Humanitarian plight in Angola must not be ignored, Security Council told
Calling humanitarian conditions in Angola “among the worst in the world,” a top United Nations relief official today told the UN Security Council that the protracted emergency in the country needed urgent attention.
“Remember Angola,” UN Emergency Relief Coordinator Kenzo Oshima told the Council at the outset of an open meeting, which heard statements by Georges Chikoti, Vice-Minister for External Relations of Angola, and representatives of close to 20 countries. The ruinous civil war had displaced nearly one third of the population, he said, and conditions were “truly shocking.”
Mr. Oshima said that life expectancy in Angola was only 44 years, while two thirds of all people lived in poverty. “The status of children is catastrophic,” he said, pointing out that one third of all Angolans died before reaching the age of five. He added that evidence indicated that child soldiers were once again being forced to fight in the country’s devastating civil war.
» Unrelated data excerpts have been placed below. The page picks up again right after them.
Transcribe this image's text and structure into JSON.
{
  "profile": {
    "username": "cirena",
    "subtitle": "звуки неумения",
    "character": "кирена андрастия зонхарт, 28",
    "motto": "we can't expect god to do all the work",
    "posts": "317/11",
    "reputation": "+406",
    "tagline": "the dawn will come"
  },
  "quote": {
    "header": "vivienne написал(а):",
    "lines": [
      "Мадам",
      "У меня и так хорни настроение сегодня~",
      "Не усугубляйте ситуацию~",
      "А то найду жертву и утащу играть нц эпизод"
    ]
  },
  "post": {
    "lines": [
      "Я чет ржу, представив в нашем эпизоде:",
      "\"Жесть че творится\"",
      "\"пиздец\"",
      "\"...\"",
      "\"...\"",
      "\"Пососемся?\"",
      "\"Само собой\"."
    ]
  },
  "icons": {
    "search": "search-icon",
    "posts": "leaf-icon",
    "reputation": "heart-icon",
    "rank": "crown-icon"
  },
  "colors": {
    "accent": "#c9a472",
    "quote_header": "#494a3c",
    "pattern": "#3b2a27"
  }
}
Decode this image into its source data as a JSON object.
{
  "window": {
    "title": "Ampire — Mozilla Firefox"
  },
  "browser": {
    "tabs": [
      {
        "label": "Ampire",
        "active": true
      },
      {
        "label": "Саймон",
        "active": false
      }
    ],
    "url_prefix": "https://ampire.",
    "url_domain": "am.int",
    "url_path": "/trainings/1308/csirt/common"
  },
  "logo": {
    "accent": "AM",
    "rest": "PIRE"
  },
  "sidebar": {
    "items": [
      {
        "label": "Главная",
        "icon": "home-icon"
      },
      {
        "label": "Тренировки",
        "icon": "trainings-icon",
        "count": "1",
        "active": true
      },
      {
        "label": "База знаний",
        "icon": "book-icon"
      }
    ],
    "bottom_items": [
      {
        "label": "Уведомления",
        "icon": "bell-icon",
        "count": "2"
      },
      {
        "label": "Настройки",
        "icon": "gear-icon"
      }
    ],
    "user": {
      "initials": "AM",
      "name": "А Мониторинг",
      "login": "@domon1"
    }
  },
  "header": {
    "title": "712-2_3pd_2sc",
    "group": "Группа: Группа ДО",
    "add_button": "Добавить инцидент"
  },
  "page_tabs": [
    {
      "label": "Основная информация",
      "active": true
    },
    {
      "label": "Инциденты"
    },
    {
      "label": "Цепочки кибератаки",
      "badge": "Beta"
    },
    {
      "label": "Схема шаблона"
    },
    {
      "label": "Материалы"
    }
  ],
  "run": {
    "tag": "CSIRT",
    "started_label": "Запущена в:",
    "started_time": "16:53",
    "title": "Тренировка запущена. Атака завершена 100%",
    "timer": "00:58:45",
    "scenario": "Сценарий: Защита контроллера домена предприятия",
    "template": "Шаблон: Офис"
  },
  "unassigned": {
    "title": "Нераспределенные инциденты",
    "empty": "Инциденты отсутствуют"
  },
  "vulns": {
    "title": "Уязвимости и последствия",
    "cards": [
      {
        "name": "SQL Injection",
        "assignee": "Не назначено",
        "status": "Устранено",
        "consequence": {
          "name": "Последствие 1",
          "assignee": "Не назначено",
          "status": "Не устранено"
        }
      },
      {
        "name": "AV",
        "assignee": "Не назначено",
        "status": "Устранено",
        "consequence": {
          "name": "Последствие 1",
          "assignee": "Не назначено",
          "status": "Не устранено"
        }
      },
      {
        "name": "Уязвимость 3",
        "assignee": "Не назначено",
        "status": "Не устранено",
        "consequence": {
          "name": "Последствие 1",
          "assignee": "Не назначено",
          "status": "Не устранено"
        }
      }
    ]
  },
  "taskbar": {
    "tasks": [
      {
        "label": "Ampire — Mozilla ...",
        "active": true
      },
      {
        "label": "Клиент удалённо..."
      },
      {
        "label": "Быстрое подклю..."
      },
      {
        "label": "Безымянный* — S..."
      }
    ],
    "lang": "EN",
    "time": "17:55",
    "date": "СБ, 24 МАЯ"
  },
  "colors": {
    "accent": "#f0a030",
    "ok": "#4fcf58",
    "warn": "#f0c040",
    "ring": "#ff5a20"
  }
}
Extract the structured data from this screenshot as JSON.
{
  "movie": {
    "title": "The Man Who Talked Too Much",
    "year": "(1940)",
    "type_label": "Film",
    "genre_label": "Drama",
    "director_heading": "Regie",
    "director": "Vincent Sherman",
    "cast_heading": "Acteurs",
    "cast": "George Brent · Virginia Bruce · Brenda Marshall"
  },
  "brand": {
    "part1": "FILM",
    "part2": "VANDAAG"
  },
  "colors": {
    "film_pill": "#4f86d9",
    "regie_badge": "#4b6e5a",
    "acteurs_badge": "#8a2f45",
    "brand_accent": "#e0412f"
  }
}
Almost one third of the country’s population of 12 million is displaced, Mr. Oshima said. He blamed insecurity on the National Union for the Total Independence of Angola (UNITA), which “continues to destabilize large parts of the countryside.” He also called attention to the “worrying trend” of increasing harassment of humanitarian workers and looting of relief supplies.
“Despite the difficult situation, UN agencies and non-governmental organizations (NGOs) have been striving to meet the humanitarian needs of the displaced and other vulnerable people,” he said. Some 1 million Angolans received food aid, while more received health care and other benefits, but even this magnitude of assistance represented “only a fraction of the overall needs,” he added.
The Emergency Relief Coordinator welcomed steps being taken by the Government, including the allocation of more than $50 million to the national emergency programme. At the same time, he cautioned, “more needs to be done.” He urged the Government to repair infrastructure, establish days of tranquillity for immunization drives, and cease all forms of harassment. “Most importantly, both parties must desist from using military strategies that directly impact on civilians, and ensure that humanitarian agencies have unhindered and continuous access to all affected populations.”
While appealing to donors to assist Angola, he stressed that only the end of war in Angola would end the country’s crisis. “We must ensure that we are innovative and courageous and that we have explored every possible channel to assist the Angolans in achieving peace,” he said. “Only then will the tragic and protracted humanitarian situation in Angola begin to dissipate.”